- Born: Melbourne, Victoria, Australia
- Education: BA (Hons), MA, PhD
- Alma mater: University of Melbourne
- Occupation: Senior Lecturer
- Employer(s): Monash University, Clayton
- Notable work: Australian Politics for Dummies

= Nick Economou =

Nicholas Economou is an Australian political scientist. He is a regular commentator in the media on Australian politics, being published in a wide range of Australian and international newspapers. He has also done commentary work for the Australian Broadcasting Corporation (ABC) and the British Broadcasting Corporation (BBC).

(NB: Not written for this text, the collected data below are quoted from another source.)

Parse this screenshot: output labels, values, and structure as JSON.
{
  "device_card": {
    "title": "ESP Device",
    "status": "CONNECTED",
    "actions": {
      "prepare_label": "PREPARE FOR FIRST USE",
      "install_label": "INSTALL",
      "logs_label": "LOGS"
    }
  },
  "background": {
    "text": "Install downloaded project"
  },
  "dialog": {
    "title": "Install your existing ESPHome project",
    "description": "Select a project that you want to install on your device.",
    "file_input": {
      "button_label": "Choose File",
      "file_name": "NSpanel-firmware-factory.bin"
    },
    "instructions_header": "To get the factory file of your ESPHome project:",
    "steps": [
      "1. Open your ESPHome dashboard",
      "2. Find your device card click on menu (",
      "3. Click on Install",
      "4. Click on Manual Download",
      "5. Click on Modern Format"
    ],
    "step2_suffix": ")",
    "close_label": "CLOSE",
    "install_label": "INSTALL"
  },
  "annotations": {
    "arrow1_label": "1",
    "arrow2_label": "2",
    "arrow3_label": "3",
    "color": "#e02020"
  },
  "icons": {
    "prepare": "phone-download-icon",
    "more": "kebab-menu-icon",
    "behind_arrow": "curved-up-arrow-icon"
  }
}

== Career and education ==

Economou has a Bachelor of Arts (with honours), a Master of Arts and a PhD from the University of Melbourne. In his youth, he was heavily involved in student politics at both Melbourne and Monash universities. He is currently a Senior Lecturer in Politics at Monash University in Clayton. Prior to this, he taught at the then Swinburne Institute and the former Gippsland Institute of Advanced Education (now Monash Gippsland).

During 1995 and 1996, he was Monash University Lecturer in Australian Studies at the Sir Robert Menzies Centre at the University of London.

Economou was critical of former Labor leader Kim Beazley's performance during 2006 and 2007, and called for the party to replace Beazley with now former Prime Minister Kevin Rudd.

Economou once played bass guitar in a band called Desperate Alliance that, as the Monash University entrant, won the 3RRR Victorian Battle of the Bands competition in 1986.